Governor of Ñuble Province
- In office 11 March 1990 – 1996

Personal details
- Born: 20 November 1944 (age 81) Santiago, Chile
- Party: Radical Party (1983–1994) (2018–2019); Social Democratic Radical Party (1994–2017);
- Spouse: Carmen Concha
- Children: Three
- Parent(s): Abel Jarpa Matilde Wevar
- Education: University of Chile (B.A.); University of Concepción (M.A.); University of Puerto Rico (Ph.D);
- Occupation: Politician
- Profession: Ophthalmology

= Carlos Abel Jarpa =

Chilean politician (born 1944)

Carlos Abel Jarpa Wever (born 14 November 1944) is a Chilean politician who served as deputy.

== Early life and education ==
Jarpa Wevar was born on November 24, 1944, in Santiago, Chile. He is the son of Matilde Wevar and Abel Jarpa Vallejos, who served as a deputy for the former Sixteenth Departmental District.

He is married to Carmen Luz Concha Matus and is the father of three children: Matías, Julieta, and Tomás.

Between 1952 and 1961, Jarpa completed his primary and secondary education at Colegio Seminario of Chillán (later renamed Colegio Padre Alberto Hurtado). He entered the Faculty of Medicine at the University of Concepción, where he studied until 1964. He later transferred to the University of Chile, where he earned his medical degree in 1969.

In 1971, he completed a specialization in Ophthalmology at Hospital San Juan de Dios.
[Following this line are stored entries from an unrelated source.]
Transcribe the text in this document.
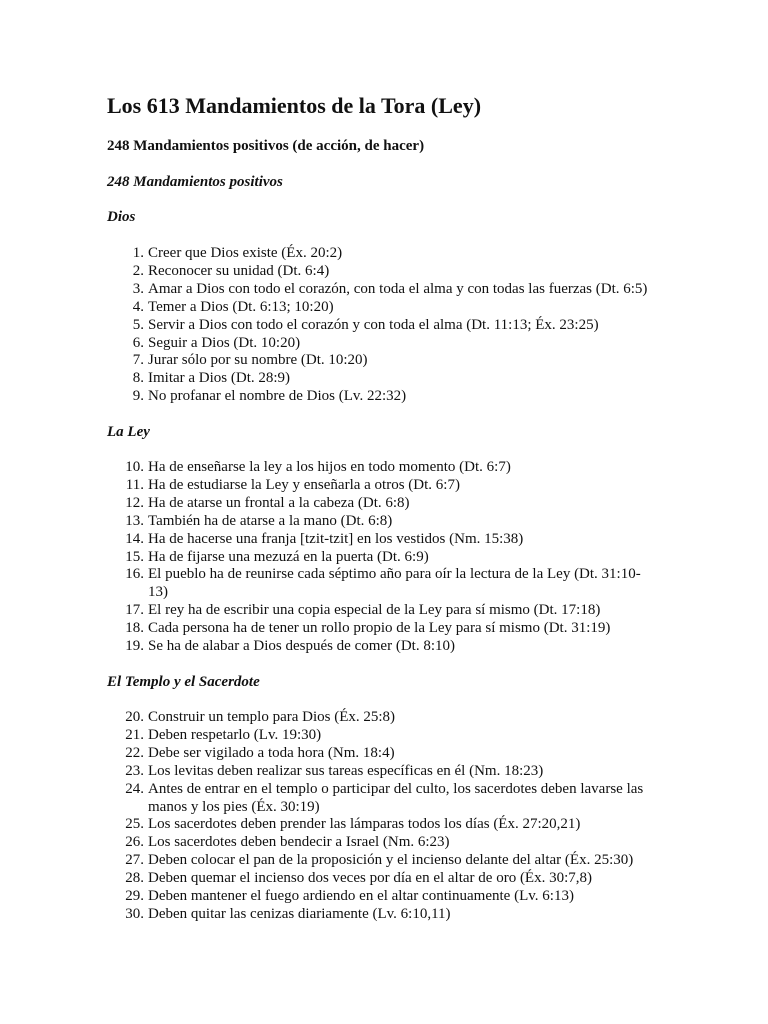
Los 613 Mandamientos de la Tora (Ley)

248 Mandamientos positivos (de acción, de hacer)

248 Mandamientos positivos

Dios

1. Creer que Dios existe (Éx. 20:2)
2. Reconocer su unidad (Dt. 6:4)
3. Amar a Dios con todo el corazón, con toda el alma y con todas las fuerzas (Dt. 6:5)
4. Temer a Dios (Dt. 6:13; 10:20)
5. Servir a Dios con todo el corazón y con toda el alma (Dt. 11:13; Éx. 23:25)
6. Seguir a Dios (Dt. 10:20)
7. Jurar sólo por su nombre (Dt. 10:20)
8. Imitar a Dios (Dt. 28:9)
9. No profanar el nombre de Dios (Lv. 22:32)

La Ley

10. Ha de enseñarse la ley a los hijos en todo momento (Dt. 6:7)
11. Ha de estudiarse la Ley y enseñarla a otros (Dt. 6:7)
12. Ha de atarse un frontal a la cabeza (Dt. 6:8)
13. También ha de atarse a la mano (Dt. 6:8)
14. Ha de hacerse una franja [tzit-tzit] en los vestidos (Nm. 15:38)
15. Ha de fijarse una mezuzá en la puerta (Dt. 6:9)
16. El pueblo ha de reunirse cada séptimo año para oír la lectura de la Ley (Dt. 31:10-13)
17. El rey ha de escribir una copia especial de la Ley para sí mismo (Dt. 17:18)
18. Cada persona ha de tener un rollo propio de la Ley para sí mismo (Dt. 31:19)
19. Se ha de alabar a Dios después de comer (Dt. 8:10)

El Templo y el Sacerdote

20. Construir un templo para Dios (Éx. 25:8)
21. Deben respetarlo (Lv. 19:30)
22. Debe ser vigilado a toda hora (Nm. 18:4)
23. Los levitas deben realizar sus tareas específicas en él (Nm. 18:23)
24. Antes de entrar en el templo o participar del culto, los sacerdotes deben lavarse las manos y los pies (Éx. 30:19)
25. Los sacerdotes deben prender las lámparas todos los días (Éx. 27:20,21)
26. Los sacerdotes deben bendecir a Israel (Nm. 6:23)
27. Deben colocar el pan de la proposición y el incienso delante del altar (Éx. 25:30)
28. Deben quemar el incienso dos veces por día en el altar de oro (Éx. 30:7,8)
29. Deben mantener el fuego ardiendo en el altar continuamente (Lv. 6:13)
30. Deben quitar las cenizas diariamente (Lv. 6:10,11)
In 1975, he pursued postgraduate studies in Ophthalmology at the University of Puerto Rico.

== Professional career ==
Beginning on July 1, 1971, Jarpa practiced as an ophthalmologist at the National Health Service of Hospital de Chillán.

Between 1973 and 1978, he served as an academic at the University of the Biobío (UBB) in the Nursing and Nutrition programs.

He also carried out teaching duties at the School of Nursing and Nutrition of the University of the Biobío.

== Political career ==
In 1983, Jarpa joined the Radical Social Democratic Party (PRSD).

Between 1985 and 1989, he served as secretary, vice president, and president of the Provincial Committee of the Chilean Medical Association of Ñuble.

From 1987 to 1989, he was president of the Ñuble Committee for the Defense of Education. In 1987, he also served as vice president and president of the Radical Assembly of Chillán.

On March 11, 1990, he was appointed Governor of Ñuble Province by President Patricio Aylwin. He held the position until 1996.

In 1997, he became a regional councilor of the Biobío Region and a member of the National Council of the Radical Social Democratic Party.

Between 2000 and 2002, he served as Regional President of the Radical Social Democratic Party. From 2006 to 2007, he held the position of First National Vice President of the party.

In the parliamentary elections of November 2017, Jarpa was elected to the Chamber of Deputies of Chile representing the 19th electoral district of the Biobío Region, obtaining 15,377 votes, equivalent to 7.94% of the total valid votes.

In December 2019, he resigned from the Radical Party and joined the Christian Democratic Party (PDC) caucus as an independent member.

He did not seek re-election in the 2021 parliamentary elections. Law No. 21,238 of 2020 established that deputies may be re-elected consecutively for up to two terms.